Syncope is usually benign; however, in a subset of patients, this symptom presages a life-threatening event. As a result of this risk, hospital admission is frequent because of the difficulties encountered in promptly addressing causes of syncope, the lack of a diagnostic criterion standard, and concern about potentially dangerous arrhythmias.
Once a diagnostic category is identified, limited therapies are available. Little is known regarding the effects of therapies on longevity. Those with initially unknown causes may require further costly testing. Most individual tests have low diagnostic yield and provide limited insight into guiding future clinical management.
Pathophysiology
Syncope occurs due to global cerebral hypoperfusion. Brain parenchyma depends on adequate blood flow to provide a constant supply of glucose, the primary metabolic substrate. Brain tissue cannot store energy in the form of high-energy phosphates found elsewhere in the body; therefore, a cessation of cerebral perfusion lasting only 3-5 seconds results in syncope. Cerebral perfusion is maintained relatively constant by an intricate and complex feedback system involving cardiac output, systemic vascular resistance, arterial pressure, intravascular volume status, cerebrovascular resistance with intrinsic autoregulation, and metabolic regulation. A clinically significant defect in any one of these or subclinical defects in several of these systems may cause syncope.
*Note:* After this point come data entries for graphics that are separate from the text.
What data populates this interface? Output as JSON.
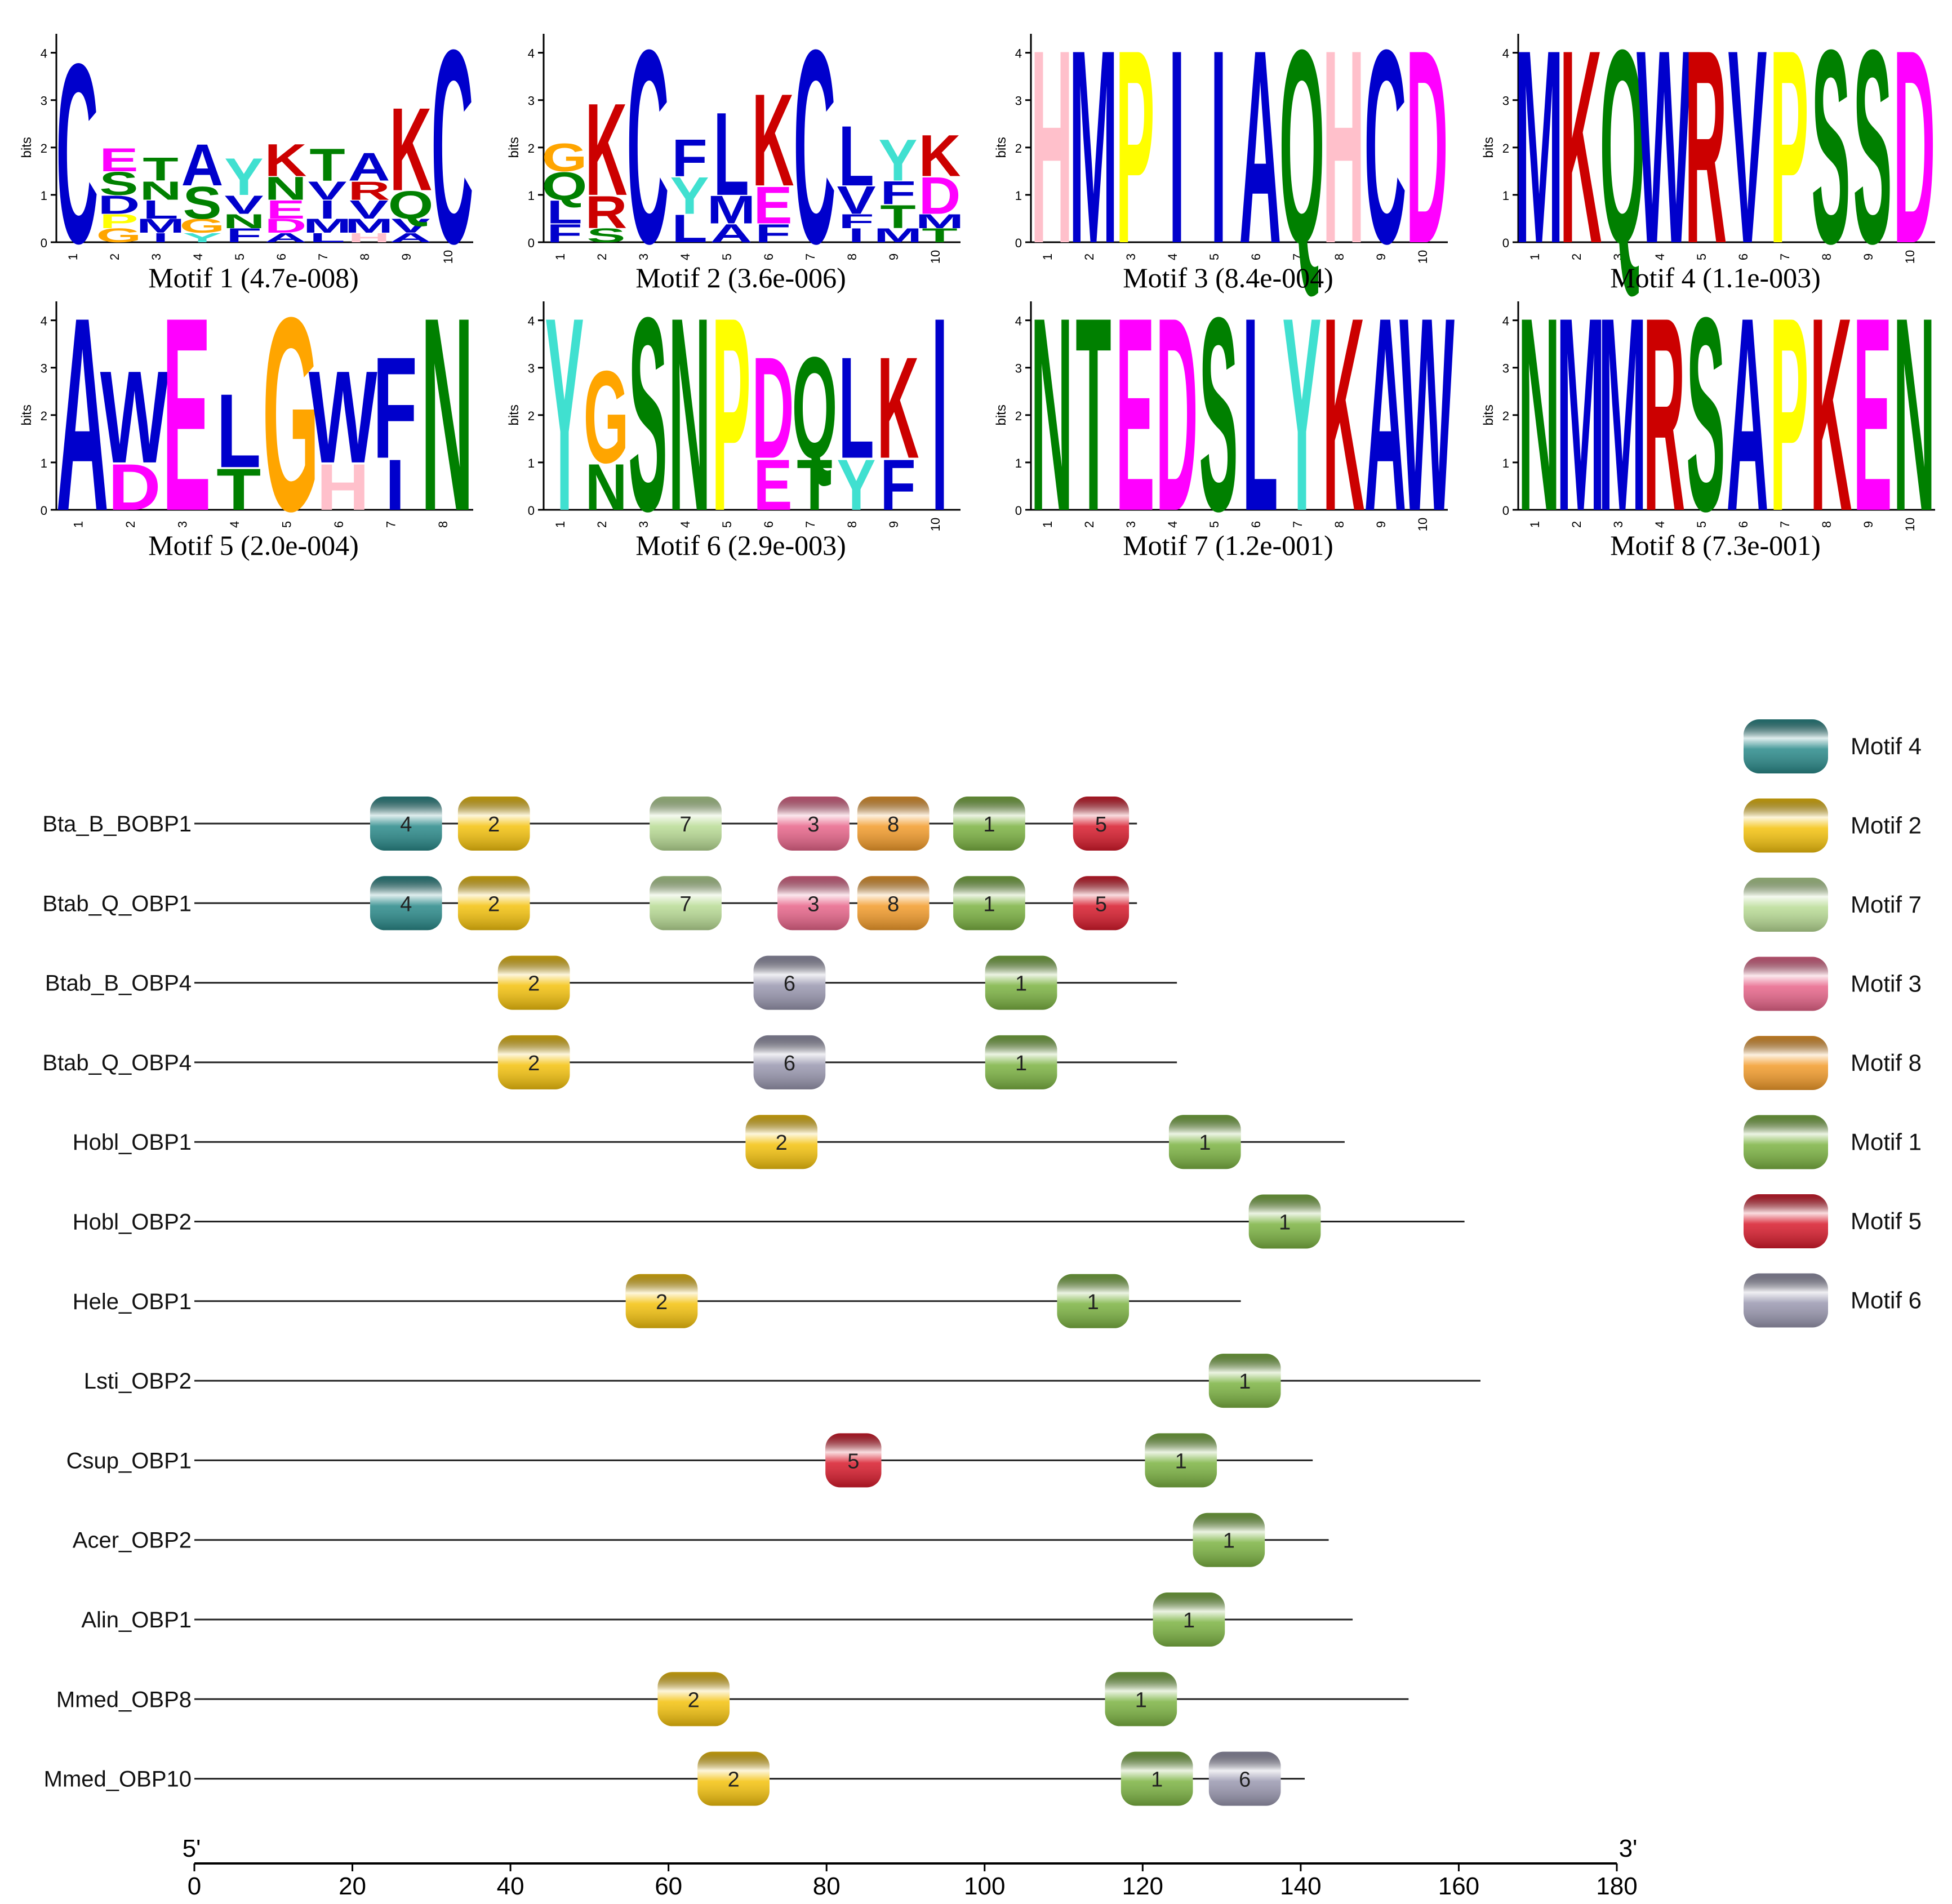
{
  "logos": [
    {
      "title": "Motif 1 (4.7e-008)",
      "length": 10,
      "ylabel": "bits",
      "yticks": [
        "0",
        "1",
        "2",
        "3",
        "4"
      ],
      "columns": [
        [
          [
            "C",
            3.9,
            "#0000cc"
          ]
        ],
        [
          [
            "S",
            0.5,
            "#008000"
          ],
          [
            "E",
            0.5,
            "#ff00ff"
          ],
          [
            "D",
            0.4,
            "#0000cc"
          ],
          [
            "G",
            0.3,
            "#ffa500"
          ],
          [
            "P",
            0.3,
            "#ffff00"
          ]
        ],
        [
          [
            "T",
            0.5,
            "#008000"
          ],
          [
            "L",
            0.4,
            "#0000cc"
          ],
          [
            "N",
            0.4,
            "#008000"
          ],
          [
            "M",
            0.3,
            "#0000cc"
          ],
          [
            "I",
            0.2,
            "#0000cc"
          ]
        ],
        [
          [
            "A",
            0.9,
            "#0000cc"
          ],
          [
            "S",
            0.7,
            "#008000"
          ],
          [
            "G",
            0.3,
            "#ffa500"
          ],
          [
            "Y",
            0.2,
            "#40e0d0"
          ]
        ],
        [
          [
            "Y",
            0.8,
            "#40e0d0"
          ],
          [
            "V",
            0.4,
            "#0000cc"
          ],
          [
            "F",
            0.3,
            "#0000cc"
          ],
          [
            "N",
            0.3,
            "#008000"
          ]
        ],
        [
          [
            "K",
            0.7,
            "#cc0000"
          ],
          [
            "N",
            0.5,
            "#008000"
          ],
          [
            "E",
            0.4,
            "#ff00ff"
          ],
          [
            "D",
            0.3,
            "#ff00ff"
          ],
          [
            "A",
            0.2,
            "#0000cc"
          ]
        ],
        [
          [
            "T",
            0.7,
            "#008000"
          ],
          [
            "I",
            0.4,
            "#0000cc"
          ],
          [
            "V",
            0.4,
            "#0000cc"
          ],
          [
            "M",
            0.3,
            "#0000cc"
          ],
          [
            "L",
            0.2,
            "#0000cc"
          ]
        ],
        [
          [
            "A",
            0.6,
            "#0000cc"
          ],
          [
            "V",
            0.4,
            "#0000cc"
          ],
          [
            "R",
            0.4,
            "#cc0000"
          ],
          [
            "M",
            0.3,
            "#0000cc"
          ],
          [
            "H",
            0.2,
            "#ffc0cb"
          ]
        ],
        [
          [
            "K",
            1.8,
            "#cc0000"
          ],
          [
            "Q",
            0.6,
            "#008000"
          ],
          [
            "V",
            0.3,
            "#0000cc"
          ],
          [
            "A",
            0.2,
            "#0000cc"
          ]
        ],
        [
          [
            "C",
            4.2,
            "#0000cc"
          ]
        ]
      ]
    },
    {
      "title": "Motif 2 (3.6e-006)",
      "length": 10,
      "ylabel": "bits",
      "yticks": [
        "0",
        "1",
        "2",
        "3",
        "4"
      ],
      "columns": [
        [
          [
            "Q",
            0.6,
            "#008000"
          ],
          [
            "L",
            0.5,
            "#0000cc"
          ],
          [
            "G",
            0.6,
            "#ffa500"
          ],
          [
            "F",
            0.4,
            "#0000cc"
          ]
        ],
        [
          [
            "K",
            2.0,
            "#cc0000"
          ],
          [
            "R",
            0.7,
            "#cc0000"
          ],
          [
            "S",
            0.3,
            "#008000"
          ]
        ],
        [
          [
            "C",
            4.2,
            "#0000cc"
          ]
        ],
        [
          [
            "Y",
            0.8,
            "#40e0d0"
          ],
          [
            "F",
            0.8,
            "#0000cc"
          ],
          [
            "L",
            0.6,
            "#0000cc"
          ]
        ],
        [
          [
            "L",
            1.8,
            "#0000cc"
          ],
          [
            "M",
            0.6,
            "#0000cc"
          ],
          [
            "A",
            0.4,
            "#0000cc"
          ]
        ],
        [
          [
            "K",
            2.0,
            "#cc0000"
          ],
          [
            "E",
            0.8,
            "#ff00ff"
          ],
          [
            "F",
            0.4,
            "#0000cc"
          ]
        ],
        [
          [
            "C",
            4.2,
            "#0000cc"
          ]
        ],
        [
          [
            "L",
            1.3,
            "#0000cc"
          ],
          [
            "V",
            0.6,
            "#0000cc"
          ],
          [
            "I",
            0.3,
            "#0000cc"
          ],
          [
            "F",
            0.3,
            "#0000cc"
          ]
        ],
        [
          [
            "Y",
            0.9,
            "#40e0d0"
          ],
          [
            "T",
            0.5,
            "#008000"
          ],
          [
            "F",
            0.5,
            "#0000cc"
          ],
          [
            "M",
            0.3,
            "#0000cc"
          ]
        ],
        [
          [
            "K",
            0.9,
            "#cc0000"
          ],
          [
            "D",
            0.8,
            "#ff00ff"
          ],
          [
            "T",
            0.3,
            "#008000"
          ],
          [
            "M",
            0.3,
            "#0000cc"
          ]
        ]
      ]
    },
    {
      "title": "Motif 3 (8.4e-004)",
      "length": 10,
      "ylabel": "bits",
      "yticks": [
        "0",
        "1",
        "2",
        "3",
        "4"
      ],
      "columns": [
        [
          [
            "H",
            4.2,
            "#ffc0cb"
          ]
        ],
        [
          [
            "M",
            4.2,
            "#0000cc"
          ]
        ],
        [
          [
            "P",
            4.2,
            "#ffff00"
          ]
        ],
        [
          [
            "I",
            4.2,
            "#0000cc"
          ]
        ],
        [
          [
            "I",
            4.2,
            "#0000cc"
          ]
        ],
        [
          [
            "A",
            4.2,
            "#0000cc"
          ]
        ],
        [
          [
            "Q",
            4.2,
            "#008000"
          ]
        ],
        [
          [
            "H",
            4.2,
            "#ffc0cb"
          ]
        ],
        [
          [
            "C",
            4.2,
            "#0000cc"
          ]
        ],
        [
          [
            "D",
            4.2,
            "#ff00ff"
          ]
        ]
      ]
    },
    {
      "title": "Motif 4 (1.1e-003)",
      "length": 10,
      "ylabel": "bits",
      "yticks": [
        "0",
        "1",
        "2",
        "3",
        "4"
      ],
      "columns": [
        [
          [
            "M",
            4.2,
            "#0000cc"
          ]
        ],
        [
          [
            "K",
            4.2,
            "#cc0000"
          ]
        ],
        [
          [
            "Q",
            4.2,
            "#008000"
          ]
        ],
        [
          [
            "W",
            4.2,
            "#0000cc"
          ]
        ],
        [
          [
            "R",
            4.2,
            "#cc0000"
          ]
        ],
        [
          [
            "V",
            4.2,
            "#0000cc"
          ]
        ],
        [
          [
            "P",
            4.2,
            "#ffff00"
          ]
        ],
        [
          [
            "S",
            4.2,
            "#008000"
          ]
        ],
        [
          [
            "S",
            4.2,
            "#008000"
          ]
        ],
        [
          [
            "D",
            4.2,
            "#ff00ff"
          ]
        ]
      ]
    },
    {
      "title": "Motif 5 (2.0e-004)",
      "length": 8,
      "ylabel": "bits",
      "yticks": [
        "0",
        "1",
        "2",
        "3",
        "4"
      ],
      "columns": [
        [
          [
            "A",
            4.2,
            "#0000cc"
          ]
        ],
        [
          [
            "W",
            2.0,
            "#0000cc"
          ],
          [
            "D",
            1.0,
            "#ff00ff"
          ]
        ],
        [
          [
            "E",
            4.2,
            "#ff00ff"
          ]
        ],
        [
          [
            "L",
            1.6,
            "#0000cc"
          ],
          [
            "T",
            0.9,
            "#008000"
          ]
        ],
        [
          [
            "G",
            4.2,
            "#ffa500"
          ]
        ],
        [
          [
            "W",
            2.0,
            "#0000cc"
          ],
          [
            "H",
            1.0,
            "#ffc0cb"
          ]
        ],
        [
          [
            "F",
            2.2,
            "#0000cc"
          ],
          [
            "I",
            1.1,
            "#0000cc"
          ]
        ],
        [
          [
            "N",
            4.2,
            "#008000"
          ]
        ]
      ]
    },
    {
      "title": "Motif 6 (2.9e-003)",
      "length": 10,
      "ylabel": "bits",
      "yticks": [
        "0",
        "1",
        "2",
        "3",
        "4"
      ],
      "columns": [
        [
          [
            "Y",
            4.2,
            "#40e0d0"
          ]
        ],
        [
          [
            "G",
            2.0,
            "#ffa500"
          ],
          [
            "N",
            1.0,
            "#008000"
          ]
        ],
        [
          [
            "S",
            4.2,
            "#008000"
          ]
        ],
        [
          [
            "N",
            4.2,
            "#008000"
          ]
        ],
        [
          [
            "P",
            4.2,
            "#ffff00"
          ]
        ],
        [
          [
            "D",
            2.2,
            "#ff00ff"
          ],
          [
            "E",
            1.1,
            "#ff00ff"
          ]
        ],
        [
          [
            "Q",
            2.2,
            "#008000"
          ],
          [
            "T",
            1.1,
            "#008000"
          ]
        ],
        [
          [
            "L",
            2.2,
            "#0000cc"
          ],
          [
            "Y",
            1.1,
            "#40e0d0"
          ]
        ],
        [
          [
            "K",
            2.2,
            "#cc0000"
          ],
          [
            "F",
            1.1,
            "#0000cc"
          ]
        ],
        [
          [
            "I",
            4.2,
            "#0000cc"
          ]
        ]
      ]
    },
    {
      "title": "Motif 7 (1.2e-001)",
      "length": 10,
      "ylabel": "bits",
      "yticks": [
        "0",
        "1",
        "2",
        "3",
        "4"
      ],
      "columns": [
        [
          [
            "N",
            4.2,
            "#008000"
          ]
        ],
        [
          [
            "T",
            4.2,
            "#008000"
          ]
        ],
        [
          [
            "E",
            4.2,
            "#ff00ff"
          ]
        ],
        [
          [
            "D",
            4.2,
            "#ff00ff"
          ]
        ],
        [
          [
            "S",
            4.2,
            "#008000"
          ]
        ],
        [
          [
            "L",
            4.2,
            "#0000cc"
          ]
        ],
        [
          [
            "Y",
            4.2,
            "#40e0d0"
          ]
        ],
        [
          [
            "K",
            4.2,
            "#cc0000"
          ]
        ],
        [
          [
            "A",
            4.2,
            "#0000cc"
          ]
        ],
        [
          [
            "W",
            4.2,
            "#0000cc"
          ]
        ]
      ]
    },
    {
      "title": "Motif 8 (7.3e-001)",
      "length": 10,
      "ylabel": "bits",
      "yticks": [
        "0",
        "1",
        "2",
        "3",
        "4"
      ],
      "columns": [
        [
          [
            "N",
            4.2,
            "#008000"
          ]
        ],
        [
          [
            "M",
            4.2,
            "#0000cc"
          ]
        ],
        [
          [
            "M",
            4.2,
            "#0000cc"
          ]
        ],
        [
          [
            "R",
            4.2,
            "#cc0000"
          ]
        ],
        [
          [
            "S",
            4.2,
            "#008000"
          ]
        ],
        [
          [
            "A",
            4.2,
            "#0000cc"
          ]
        ],
        [
          [
            "P",
            4.2,
            "#ffff00"
          ]
        ],
        [
          [
            "K",
            4.2,
            "#cc0000"
          ]
        ],
        [
          [
            "E",
            4.2,
            "#ff00ff"
          ]
        ],
        [
          [
            "N",
            4.2,
            "#008000"
          ]
        ]
      ]
    }
  ],
  "motif_colors": {
    "1": "#7cb342",
    "2": "#f4c20d",
    "3": "#e8658a",
    "4": "#2a8a8a",
    "5": "#d81b2c",
    "6": "#9a98b0",
    "7": "#b9dc95",
    "8": "#f39c2b"
  },
  "sequences": [
    {
      "name": "Bta_B_BOBP1",
      "length": 118,
      "motifs": [
        {
          "id": "4",
          "start": 22,
          "end": 31
        },
        {
          "id": "2",
          "start": 33,
          "end": 42
        },
        {
          "id": "7",
          "start": 57,
          "end": 66
        },
        {
          "id": "3",
          "start": 73,
          "end": 82
        },
        {
          "id": "8",
          "start": 83,
          "end": 92
        },
        {
          "id": "1",
          "start": 95,
          "end": 104
        },
        {
          "id": "5",
          "start": 110,
          "end": 117
        }
      ]
    },
    {
      "name": "Btab_Q_OBP1",
      "length": 118,
      "motifs": [
        {
          "id": "4",
          "start": 22,
          "end": 31
        },
        {
          "id": "2",
          "start": 33,
          "end": 42
        },
        {
          "id": "7",
          "start": 57,
          "end": 66
        },
        {
          "id": "3",
          "start": 73,
          "end": 82
        },
        {
          "id": "8",
          "start": 83,
          "end": 92
        },
        {
          "id": "1",
          "start": 95,
          "end": 104
        },
        {
          "id": "5",
          "start": 110,
          "end": 117
        }
      ]
    },
    {
      "name": "Btab_B_OBP4",
      "length": 123,
      "motifs": [
        {
          "id": "2",
          "start": 38,
          "end": 47
        },
        {
          "id": "6",
          "start": 70,
          "end": 79
        },
        {
          "id": "1",
          "start": 99,
          "end": 108
        }
      ]
    },
    {
      "name": "Btab_Q_OBP4",
      "length": 123,
      "motifs": [
        {
          "id": "2",
          "start": 38,
          "end": 47
        },
        {
          "id": "6",
          "start": 70,
          "end": 79
        },
        {
          "id": "1",
          "start": 99,
          "end": 108
        }
      ]
    },
    {
      "name": "Hobl_OBP1",
      "length": 144,
      "motifs": [
        {
          "id": "2",
          "start": 69,
          "end": 78
        },
        {
          "id": "1",
          "start": 122,
          "end": 131
        }
      ]
    },
    {
      "name": "Hobl_OBP2",
      "length": 159,
      "motifs": [
        {
          "id": "1",
          "start": 132,
          "end": 141
        }
      ]
    },
    {
      "name": "Hele_OBP1",
      "length": 131,
      "motifs": [
        {
          "id": "2",
          "start": 54,
          "end": 63
        },
        {
          "id": "1",
          "start": 108,
          "end": 117
        }
      ]
    },
    {
      "name": "Lsti_OBP2",
      "length": 161,
      "motifs": [
        {
          "id": "1",
          "start": 127,
          "end": 136
        }
      ]
    },
    {
      "name": "Csup_OBP1",
      "length": 140,
      "motifs": [
        {
          "id": "5",
          "start": 79,
          "end": 86
        },
        {
          "id": "1",
          "start": 119,
          "end": 128
        }
      ]
    },
    {
      "name": "Acer_OBP2",
      "length": 142,
      "motifs": [
        {
          "id": "1",
          "start": 125,
          "end": 134
        }
      ]
    },
    {
      "name": "Alin_OBP1",
      "length": 145,
      "motifs": [
        {
          "id": "1",
          "start": 120,
          "end": 129
        }
      ]
    },
    {
      "name": "Mmed_OBP8",
      "length": 152,
      "motifs": [
        {
          "id": "2",
          "start": 58,
          "end": 67
        },
        {
          "id": "1",
          "start": 114,
          "end": 123
        }
      ]
    },
    {
      "name": "Mmed_OBP10",
      "length": 139,
      "motifs": [
        {
          "id": "2",
          "start": 63,
          "end": 72
        },
        {
          "id": "1",
          "start": 116,
          "end": 125
        },
        {
          "id": "6",
          "start": 127,
          "end": 136
        }
      ]
    }
  ],
  "axis": {
    "label_left": "5'",
    "label_right": "3'",
    "min": 0,
    "max": 180,
    "ticks": [
      "0",
      "20",
      "40",
      "60",
      "80",
      "100",
      "120",
      "140",
      "160",
      "180"
    ]
  },
  "legend": [
    {
      "id": "4",
      "label": "Motif 4"
    },
    {
      "id": "2",
      "label": "Motif 2"
    },
    {
      "id": "7",
      "label": "Motif 7"
    },
    {
      "id": "3",
      "label": "Motif 3"
    },
    {
      "id": "8",
      "label": "Motif 8"
    },
    {
      "id": "1",
      "label": "Motif 1"
    },
    {
      "id": "5",
      "label": "Motif 5"
    },
    {
      "id": "6",
      "label": "Motif 6"
    }
  ]
}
Cardiac output can be diminished secondary to mechanical outflow obstruction, pump failure, hemodynamically significant arrhythmias, or conduction defects. Systemic vascular resistance can drop secondary to vasomotor instability, autonomic failure, or vasodepressor/vasovagal response. Arterial pressure decreases with all causes of hypovolemia.
A CNS event, such as a hemorrhage or an unwitnessed seizure, can also present as syncope.
Syncope can occur without reduction in cerebral blood flow in patients who have severe metabolic derangements (eg, HYPOglycemia, hyponatremia, hypoxemia).
Frequency
United States
Framingham data demonstrate a first occurrence rate of 6.2 cases per 1000 patient-years.1, 2 Syncope reoccurs in 3% of affected individuals, and approximately 10% of affected individuals have a cardiac etiology.
A glucose level, checked by rapid fingerstick (eg, Accu-Chek), should be evaluated in any patient with syncope. HYPOglycemia can produce a clinical picture identical to syncope, including the prodromal symptoms, absence of memory for the event, and spontaneous resolution.